President Obama and his administration no doubt richly deserved the victory laps they took this week in the wake of their high stakes success in tracking down and doing away with Osama bin Laden. Now, however, they must quickly confront the fact that in a fundamental way he is still winning.
I don't mean that the terrorism and medieval brand of Islam he fomented are gaining support. Indeed, if anything, we have been over-estimating the terrorist threat posed by al Qaeda for some time. I even allowed myself briefly to wonder this morning if we might again be allowed to keep our shoes on in airport security lines. But terror was only a tactic for bin Laden. His larger strategy, as he wrote to Taliban leader Mullah Omar shortly after 9/11, was to force the United States to over-reach in its reaction to the terror attacks and thereby to incur "great long-term economic burdens" that would "lead to further economic collapse." In that, the late al Qaeda leader continues to be only too successful.
The news of his demise is providing only a brief respite from a looming political clash over the United States' rising debt and how to cap and reduce it. Moreover, this debate is taking place in the context of an international flight from the dollar, slowing recovery from the recent Great Recession, stubbornly high unemployment, rapidly rising trade and current account deficits, and a Standard and Poor's warning of a possible downgrade of the AAA rating on U.S. sovereign debt. Over all this, bin Laden is smiling from his watery grave.
Thus, to really defeat him, President Obama must change his emphasis from geo-politics to geo-economics and revitalize the United States' flagging economic competitiveness. Here's how:
Cut total U.S. national security spending (military and intelligence) in half over the next six years. Even at this reduced amount the United States would still have by far the largest, most powerful military forces in the world. Part of this could be achieved by rapidly drawing down U.S. force levels in Afghanistan and Iraq and by withdrawing U.S. ground forces that have now been stationed in Europe, Japan, and South Korea for well over half a century even as these countries have prospered and become powerful in their own right.
Spending and taxes
Get federal budget deficits under control by closing tax loopholes and adopting a combination of tax increases and spending cuts similar to those recommended by the Bowles/Simpson Commission. Marginal tax rates might actually be reduced if the tax base is broadened. In particular, the mortgage interest deduction should be substantially limited.
Adopt a Value Added Tax (VAT) similar to those of virtually all other advanced industrialized countries which rebate these taxes on their exports.
Reduce the corporate tax rate to the 25 percent levels prevailing in most of the world.
Gradually increase the age of eligibility for early Social Security to 65 and for full Social Security to 70.
Shift the medical payments system from pay for procedures to pay for care and adopt a national system of digitized, on-line medical records.
Set a target not just to double exports but to halve the trade deficit in the next three years. Because there can be no more stimulus spending and no further cuts in interest rates, this will be the only way to cut unemployment.
Adopt the Colombian and Panamanian Free Trade Agreements, but reject the Korea-U.S. Free Trade Agreement. The Korean deal will increase the U.S. trade deficit and impose a net loss of jobs as it is presently structured. It should be renegotiated to cover the items like currency policy that are the main drivers of our bi-lateral trade.
Establish a new template for free trade agreements with the Trans-Pacific Partnership by including coverage of currency manipulation, competition policy, investment incentives, and third party adjudication of intellectual property disputes.
Emphasize INVEST IN THE UNITED STATES. Establish a fund to match the investment incentives being used by many other countries to induce both foreign and domestic direct investment.
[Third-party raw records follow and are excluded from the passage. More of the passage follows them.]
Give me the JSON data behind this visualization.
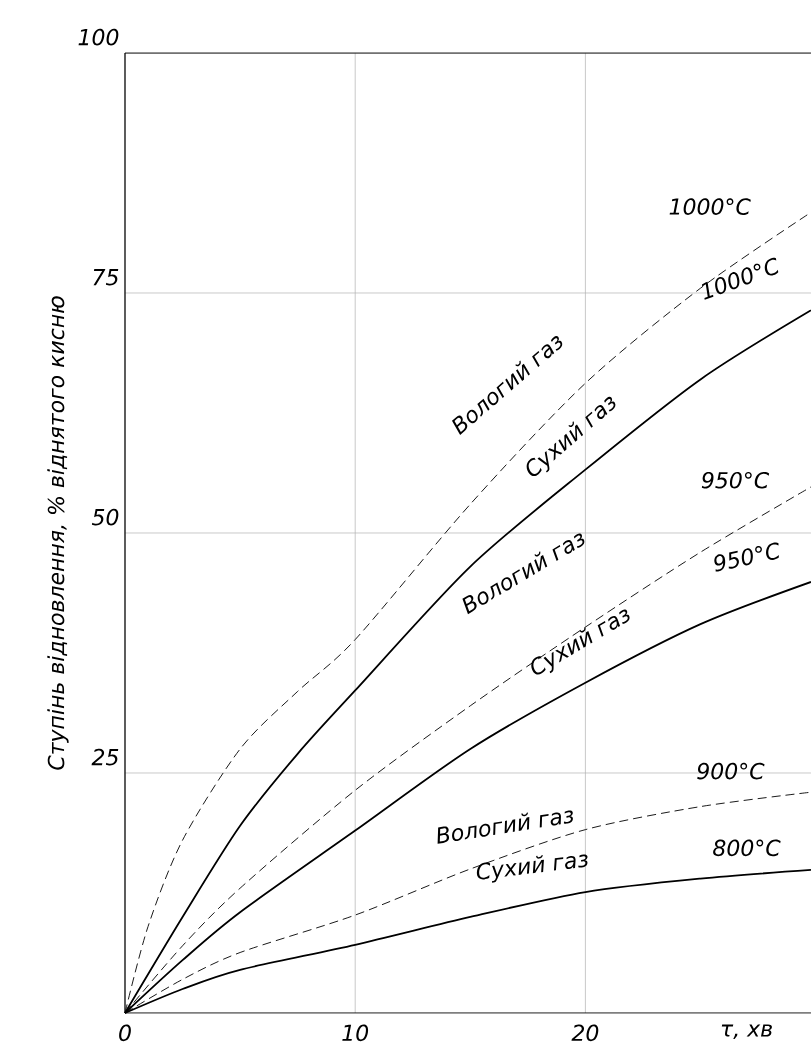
{
  "chart_data": {
    "type": "line",
    "xlabel": "τ, хв",
    "ylabel": "Ступінь відновлення, % віднятого кисню",
    "xlim": [
      0,
      29.8
    ],
    "ylim": [
      0,
      100
    ],
    "xticks": [
      0,
      10,
      20
    ],
    "yticks": [
      25,
      50,
      75,
      100
    ],
    "grid": true,
    "marker": "none",
    "series": [
      {
        "color": "#000000",
        "line_style": "dashed",
        "x": [
          0,
          1,
          2.5,
          5,
          7.5,
          10,
          15,
          20,
          25,
          29.8
        ],
        "values": [
          0,
          9,
          18,
          27.5,
          33.5,
          38.9,
          53,
          65.6,
          75.5,
          83.4
        ]
      },
      {
        "color": "#000000",
        "line_style": "solid",
        "x": [
          0,
          2.5,
          5,
          7.5,
          10,
          15,
          20,
          25,
          29.8
        ],
        "values": [
          0,
          10,
          19.5,
          27,
          33.6,
          46.5,
          56.6,
          66,
          73.2
        ]
      },
      {
        "color": "#000000",
        "line_style": "dashed",
        "x": [
          0,
          2.5,
          5,
          10,
          15,
          20,
          25,
          29.8
        ],
        "values": [
          0,
          7,
          13,
          23.2,
          32,
          40.2,
          48,
          54.8
        ]
      },
      {
        "color": "#000000",
        "line_style": "solid",
        "x": [
          0,
          2.5,
          5,
          10,
          15,
          20,
          25,
          29.8
        ],
        "values": [
          0,
          5.5,
          10.5,
          19,
          27.5,
          34.4,
          40.5,
          44.9
        ]
      },
      {
        "color": "#000000",
        "line_style": "dashed",
        "x": [
          0,
          2.5,
          5,
          10,
          15,
          20,
          25,
          29.8
        ],
        "values": [
          0,
          3.5,
          6.3,
          10.2,
          15,
          19.1,
          21.5,
          23
        ]
      },
      {
        "color": "#000000",
        "line_style": "solid",
        "x": [
          0,
          2.5,
          5,
          10,
          15,
          20,
          25,
          29.8
        ],
        "values": [
          0,
          2.5,
          4.5,
          7.1,
          10,
          12.6,
          14,
          14.9
        ]
      }
    ],
    "annotations": [
      "1000°C",
      "Вологий газ",
      "Сухий газ",
      "1000°C",
      "950°C",
      "Вологий газ",
      "Сухий газ",
      "950°C",
      "900°C",
      "Вологий газ",
      "Сухий газ",
      "800°C"
    ]
  }
}
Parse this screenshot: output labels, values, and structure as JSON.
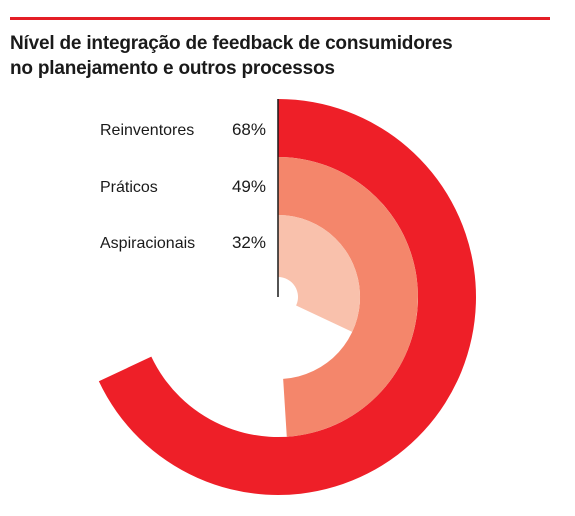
{
  "title": {
    "line1": "Nível de integração de feedback de consumidores",
    "line2": "no planejamento e outros processos"
  },
  "colors": {
    "accent_rule": "#e41e26",
    "series": [
      "#ee1f28",
      "#f4866b",
      "#f9c1ac"
    ]
  },
  "chart_data": {
    "type": "radial-bar",
    "title": "Nível de integração de feedback de consumidores no planejamento e outros processos",
    "max": 100,
    "start_angle": "12 o'clock",
    "direction": "clockwise",
    "categories": [
      "Reinventores",
      "Práticos",
      "Aspiracionais"
    ],
    "values": [
      68,
      49,
      32
    ],
    "value_labels": [
      "68%",
      "49%",
      "32%"
    ],
    "value_unit": "%"
  }
}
Ensure that no business person leaves the presence of the President or any other top U.S. official without being asked about plans to invest in the U.S. Make it the top priority of the Commerce Department to maintain awareness of the investment thinking of the United States' and the world's leading corporations.
Embrace and lead global efforts to reduce the role of the dollar as the world's major currency. A system of several competing reserve currencies or of a global basket of currencies or of a global currency backed by commodities would place discipline on all global market participants to avoid chronic trade surpluses and deficits.
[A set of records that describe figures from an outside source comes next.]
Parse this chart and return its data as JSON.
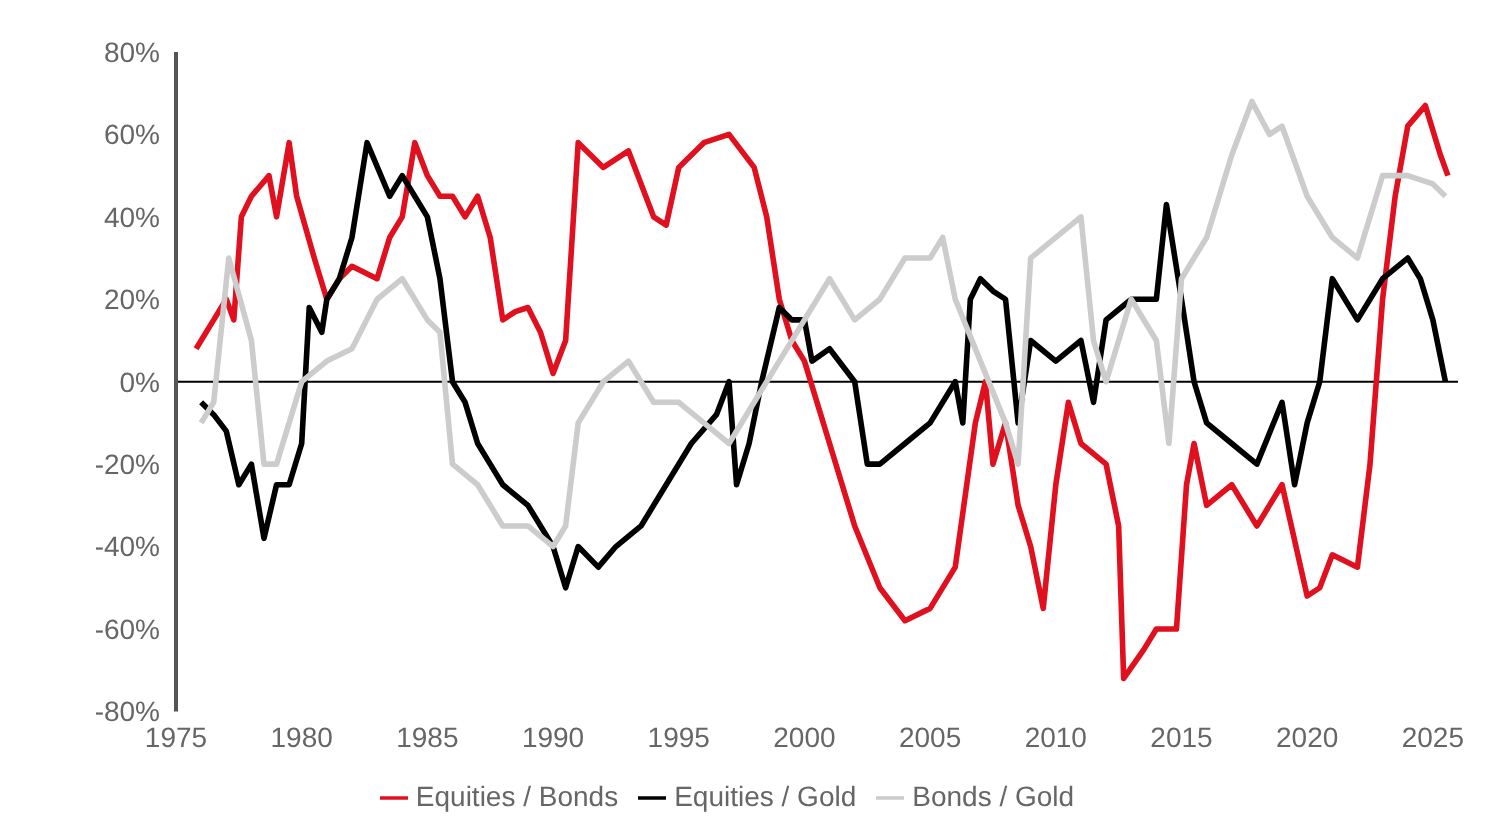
{
  "chart_data": {
    "type": "line",
    "xlim": [
      1975,
      2026
    ],
    "xticks": [
      1975,
      1980,
      1985,
      1990,
      1995,
      2000,
      2005,
      2010,
      2015,
      2020,
      2025
    ],
    "ylim": [
      -80,
      80
    ],
    "yticks": [
      {
        "value": -80,
        "label": "-80%"
      },
      {
        "value": -60,
        "label": "-60%"
      },
      {
        "value": -40,
        "label": "-40%"
      },
      {
        "value": -20,
        "label": "-20%"
      },
      {
        "value": 0,
        "label": "0%"
      },
      {
        "value": 20,
        "label": "20%"
      },
      {
        "value": 40,
        "label": "40%"
      },
      {
        "value": 60,
        "label": "60%"
      },
      {
        "value": 80,
        "label": "80%"
      }
    ],
    "grid": false,
    "legend": "bottom",
    "marker": "none",
    "line_style": "solid",
    "ref_lines": [
      {
        "axis": "y",
        "value": 0,
        "color": "#000000"
      }
    ],
    "series": [
      {
        "name": "Equities / Bonds",
        "color": "#e0101e",
        "x": [
          1975.8,
          1976.5,
          1977,
          1977.3,
          1977.6,
          1978,
          1978.7,
          1979,
          1979.5,
          1979.8,
          1980.5,
          1981,
          1981.5,
          1982,
          1983,
          1983.5,
          1984,
          1984.5,
          1985,
          1985.5,
          1986,
          1986.5,
          1987,
          1987.5,
          1988,
          1988.5,
          1989,
          1989.5,
          1990,
          1990.5,
          1991,
          1992,
          1993,
          1994,
          1994.5,
          1995,
          1996,
          1997,
          1998,
          1998.5,
          1999,
          1999.5,
          2000,
          2001,
          2002,
          2003,
          2004,
          2005,
          2006,
          2006.8,
          2007.2,
          2007.5,
          2008,
          2008.5,
          2009,
          2009.5,
          2010,
          2010.5,
          2011,
          2012,
          2012.5,
          2012.7,
          2013.5,
          2014,
          2014.8,
          2015.2,
          2015.5,
          2016,
          2017,
          2018,
          2019,
          2020,
          2020.5,
          2021,
          2022,
          2022.5,
          2023,
          2023.5,
          2024,
          2024.7,
          2025.3,
          2025.6
        ],
        "values": [
          8,
          15,
          20,
          15,
          40,
          45,
          50,
          40,
          58,
          45,
          30,
          20,
          25,
          28,
          25,
          35,
          40,
          58,
          50,
          45,
          45,
          40,
          45,
          35,
          15,
          17,
          18,
          12,
          2,
          10,
          58,
          52,
          56,
          40,
          38,
          52,
          58,
          60,
          52,
          40,
          20,
          10,
          5,
          -15,
          -35,
          -50,
          -58,
          -55,
          -45,
          -10,
          0,
          -20,
          -10,
          -30,
          -40,
          -55,
          -25,
          -5,
          -15,
          -20,
          -35,
          -72,
          -65,
          -60,
          -60,
          -25,
          -15,
          -30,
          -25,
          -35,
          -25,
          -52,
          -50,
          -42,
          -45,
          -20,
          20,
          45,
          62,
          67,
          55,
          50
        ]
      },
      {
        "name": "Equities / Gold",
        "color": "#000000",
        "x": [
          1976,
          1976.5,
          1977,
          1977.5,
          1978,
          1978.5,
          1979,
          1979.5,
          1980,
          1980.3,
          1980.8,
          1981,
          1981.5,
          1982,
          1982.6,
          1983.5,
          1984,
          1984.5,
          1985,
          1985.5,
          1986,
          1986.5,
          1987,
          1987.5,
          1988,
          1989,
          1990,
          1990.5,
          1991,
          1991.8,
          1992.5,
          1993.5,
          1994.5,
          1995.5,
          1996.5,
          1997,
          1997.3,
          1997.8,
          1998.3,
          1999,
          1999.5,
          2000,
          2000.3,
          2001,
          2002,
          2002.5,
          2003,
          2004,
          2005,
          2006,
          2006.3,
          2006.6,
          2007,
          2007.5,
          2008,
          2008.5,
          2009,
          2010,
          2011,
          2011.5,
          2012,
          2013,
          2014,
          2014.4,
          2015,
          2015.5,
          2016,
          2017,
          2018,
          2019,
          2019.5,
          2020,
          2020.5,
          2021,
          2022,
          2023,
          2024,
          2024.5,
          2025,
          2025.5
        ],
        "values": [
          -5,
          -8,
          -12,
          -25,
          -20,
          -38,
          -25,
          -25,
          -15,
          18,
          12,
          20,
          25,
          35,
          58,
          45,
          50,
          45,
          40,
          25,
          0,
          -5,
          -15,
          -20,
          -25,
          -30,
          -40,
          -50,
          -40,
          -45,
          -40,
          -35,
          -25,
          -15,
          -8,
          0,
          -25,
          -15,
          0,
          18,
          15,
          15,
          5,
          8,
          0,
          -20,
          -20,
          -15,
          -10,
          0,
          -10,
          20,
          25,
          22,
          20,
          -10,
          10,
          5,
          10,
          -5,
          15,
          20,
          20,
          43,
          20,
          0,
          -10,
          -15,
          -20,
          -5,
          -25,
          -10,
          0,
          25,
          15,
          25,
          30,
          25,
          15,
          0
        ]
      },
      {
        "name": "Bonds / Gold",
        "color": "#cccccc",
        "x": [
          1976,
          1976.5,
          1977.1,
          1978,
          1978.5,
          1979,
          1979.5,
          1980,
          1981,
          1982,
          1983,
          1984,
          1985,
          1985.5,
          1986,
          1987,
          1988,
          1989,
          1990,
          1990.5,
          1991,
          1992,
          1993,
          1994,
          1995,
          1996,
          1997,
          1998,
          1999,
          2000,
          2001,
          2002,
          2003,
          2004,
          2005,
          2005.5,
          2006,
          2007,
          2008,
          2008.5,
          2009,
          2010,
          2011,
          2011.5,
          2012,
          2013,
          2014,
          2014.5,
          2015,
          2016,
          2017,
          2017.8,
          2018.5,
          2019,
          2020,
          2021,
          2022,
          2023,
          2024,
          2025,
          2025.5
        ],
        "values": [
          -10,
          -5,
          30,
          10,
          -20,
          -20,
          -10,
          0,
          5,
          8,
          20,
          25,
          15,
          12,
          -20,
          -25,
          -35,
          -35,
          -40,
          -35,
          -10,
          0,
          5,
          -5,
          -5,
          -10,
          -15,
          -5,
          5,
          15,
          25,
          15,
          20,
          30,
          30,
          35,
          20,
          5,
          -10,
          -20,
          30,
          35,
          40,
          10,
          0,
          20,
          10,
          -15,
          25,
          35,
          55,
          68,
          60,
          62,
          45,
          35,
          30,
          50,
          50,
          48,
          45
        ]
      }
    ]
  }
}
Self-initiate enforcement of U.S. and global trade rules to offset the impact of mercantilist policies on the U.S. productive base. Aggressively use the facilities of the World Trade Organization to challenge practices that tend to negate the intent of the global free trade rules.
American economic strategy
Recognize that the sum of regulatory, anti-trust, tax, government procurement, and a host of other policies greatly influences the structure and productivity of the economy. It is a de facto national economic strategy. Because it is never recognized as such, it is never analyzed in a coherent, comprehensive fashion. It should be the job of the National Economic Council to do this. At the same time, a Congressional Economic Strategy Office a la the Congressional Budget Office or inclusion of a strategy analysis as part of the budget office's remit would be advisable
I could go on, but have probably gone too far already. The main point is very simple. The top priority of Obama in the wake of the demise of bin Laden must be to reconstitute America's economic vitality.
Clyde Prestowitz is the president of the Economic Strategy Institute and writes on the global economy for FP.